Wenn Dir das zu viel Geld ist, würde ich aber auf jeden Fall irgendeine dunkle/schwarze Rolle mit silber matten Elementen kaufen! Das sieht an der Rute klasse aus und passt hervorragend zu diesem Plastildiamanten den Deine Ruten als Endkappe haben!! Dann noch ne schöne weisse Schnur auf die Rollen und das sieht dann wirklich top aus! 


P.S. Achja, Deine Ruten waren übrigends der totale Fehlkauf! Was willst Du mit solchen steifen Weitwurfprügeln, wenn Du Deine Rigs mit dem Baitboat rausfährst? Da hätte ich mir doch ne Rute gekauft mit der sich gut drillen lässt, und da sind Deine voll daneben bzw. Du wirst damit ne menge Fische unnötigerweise verlieren!


----------



## Carras (27. Juli 2011)

*AW: Die richtige Rolle für Sportex Brilliant Carp*



armertoelpel schrieb:


> P.S. Achja, Deine Ruten waren übrigends der totale Fehlkauf! Was willst Du mit solchen steifen Weitwurfprügeln, wenn Du Deine Rigs mit dem Baitboat rausfährst? Da hätte ich mir doch ne Rute gekauft mit der sich gut drillen lässt, und da sind Deine voll daneben bzw. Du wirst damit ne menge Fische unnötigerweise verlieren!


 

Sicher?

Sportex ist bekannt für deren Semiparabolische Aktion bei den Ruten.
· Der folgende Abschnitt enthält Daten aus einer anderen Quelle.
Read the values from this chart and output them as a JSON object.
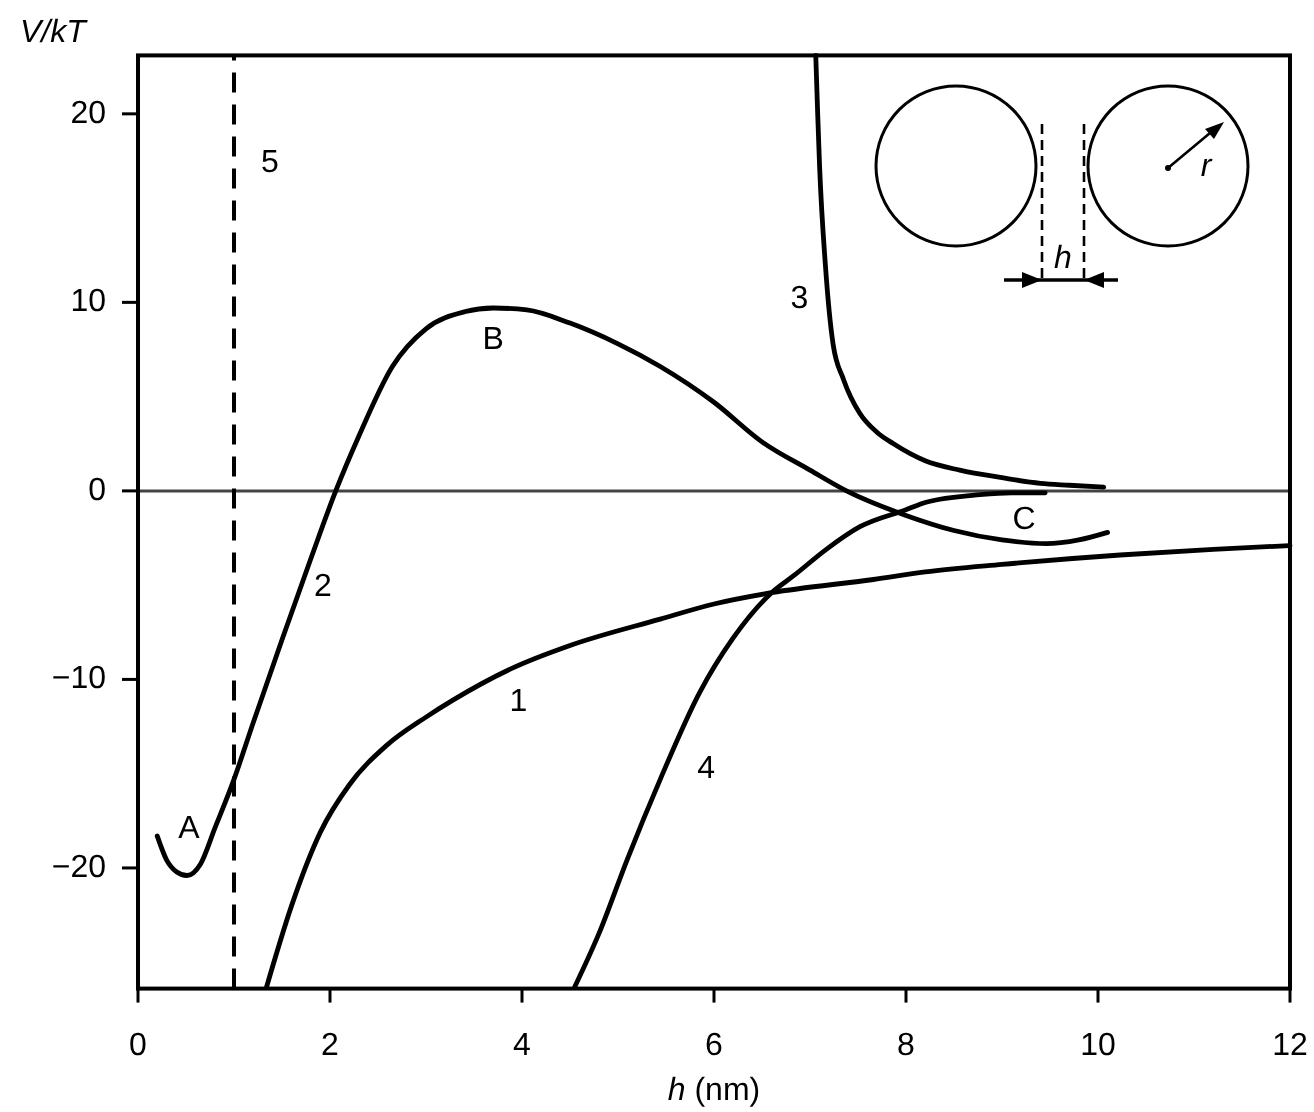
{
  "chart_data": {
    "type": "line",
    "xlabel": "h (nm)",
    "ylabel": "V/kT",
    "xlim": [
      0,
      12
    ],
    "ylim": [
      -26.4,
      23.1
    ],
    "xticks": [
      0,
      2,
      4,
      6,
      8,
      10,
      12
    ],
    "yticks": [
      -20,
      -10,
      0,
      10,
      20
    ],
    "series": [
      {
        "name": "1",
        "color": "#000000",
        "x": [
          1.34,
          1.6,
          1.9,
          2.2,
          2.59,
          3.0,
          3.28,
          3.9,
          4.5,
          5.44,
          6.0,
          6.6,
          7.66,
          8.2,
          9.0,
          10.23,
          11.2,
          12
        ],
        "values": [
          -26.3,
          -22.0,
          -18.1,
          -15.6,
          -13.5,
          -12.0,
          -11.1,
          -9.4,
          -8.2,
          -6.8,
          -6.0,
          -5.4,
          -4.7,
          -4.3,
          -3.9,
          -3.4,
          -3.1,
          -2.9
        ]
      },
      {
        "name": "2",
        "color": "#000000",
        "x": [
          0.2,
          0.3,
          0.4,
          0.51,
          0.65,
          0.8,
          1.0,
          1.2,
          1.5,
          1.8,
          2.06,
          2.3,
          2.65,
          3.0,
          3.4,
          3.7,
          4.05,
          4.5,
          5.0,
          5.44,
          6.0,
          6.5,
          7.0,
          7.38,
          8.0,
          8.5,
          9.0,
          9.46,
          9.8,
          10.1
        ],
        "values": [
          -18.3,
          -19.6,
          -20.2,
          -20.4,
          -19.8,
          -17.9,
          -15.3,
          -12.3,
          -7.9,
          -3.6,
          0,
          2.9,
          6.6,
          8.6,
          9.5,
          9.7,
          9.6,
          8.9,
          7.8,
          6.6,
          4.7,
          2.6,
          1.1,
          0,
          -1.3,
          -2.1,
          -2.6,
          -2.8,
          -2.6,
          -2.2
        ]
      },
      {
        "name": "3",
        "color": "#000000",
        "x": [
          7.06,
          7.08,
          7.1,
          7.16,
          7.24,
          7.35,
          7.52,
          7.7,
          7.87,
          8.2,
          8.56,
          9.0,
          9.4,
          9.7,
          10.06
        ],
        "values": [
          23.1,
          20,
          17.2,
          12,
          7.8,
          5.9,
          4.1,
          3.1,
          2.5,
          1.6,
          1.1,
          0.7,
          0.4,
          0.3,
          0.2
        ]
      },
      {
        "name": "4",
        "color": "#000000",
        "x": [
          4.55,
          4.8,
          5.1,
          5.44,
          5.85,
          6.2,
          6.6,
          6.83,
          7.17,
          7.52,
          8.0,
          8.21,
          8.77,
          9.1,
          9.45
        ],
        "values": [
          -26.3,
          -23.5,
          -19.5,
          -15.3,
          -10.7,
          -7.8,
          -5.4,
          -4.5,
          -3.1,
          -1.9,
          -1.0,
          -0.6,
          -0.2,
          -0.1,
          -0.1
        ]
      },
      {
        "name": "5",
        "color": "#000000",
        "line_style": "dashed",
        "x": [
          1,
          1
        ],
        "values": [
          -26.4,
          23.1
        ]
      }
    ],
    "ref_lines": [
      {
        "axis": "y",
        "value": 0,
        "color": "#444444"
      }
    ],
    "annotations": [
      {
        "text": "A",
        "x": 0.51,
        "y": -20.4
      },
      {
        "text": "B",
        "x": 3.7,
        "y": 9.7
      },
      {
        "text": "C",
        "x": 9.46,
        "y": -2.8
      },
      "h",
      "r"
    ]
  }
}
Ich stand damals auch vor der Entscheidung Brilliant Carp, Century NCS oder Harrison Torrix.
Entschied mich dann für die Torrix.
Fakt ist aber, daß alle drei Ruten eine sehr, sehr ähnliche Performance haben. Semiparabolische Aktion. Gut für weite, zielgenaue Würfe, aber denoch mit sensibler Spitze um ein Ausschlitzen zu verhindern. Bei größerer Last, gehen die Biegekurven auch bis ins Handteil zurück.
Die haben alle drei, nix mit harten Ruten zu tun.
Zudem gibts die Bremse an der Rolle. Die ist beim Drillen wesentlich wichtiger, als die Rute selbst. Wer damit umgehen kann verliert auch an einem 35 mm VA Rohr, keinen Fisch!


Nun aber zur Rolle,

ich würde mal die Daiwa Infinity IFX BRA ins Rennen werfen.
Eine Top Freiaufrolle.
Und ich z.B. schwöre inzwischen wieder auf Freilauf. 
Habe auch ne Zeit lang, Rollen mit einfacher Frontbremse gefischt. (Daiwa Emblem Exceler), auch mit Quick Drag.
Fand das aber alles nicht so prickelnd,...und hab mir dann die Infinitys geholt.

Grüßle


----------



## cyberpeter (27. Juli 2011)

*AW: Die richtige Rolle für Sportex Brilliant Carp*



Carras schrieb:


> Zudem gibts die Bremse an der Rolle. Die ist beim Drillen wesentlich  wichtiger, als die Rute selbst. Wer damit umgehen kann verliert auch an  einem 35 mm VA Rohr, keinen Fisch!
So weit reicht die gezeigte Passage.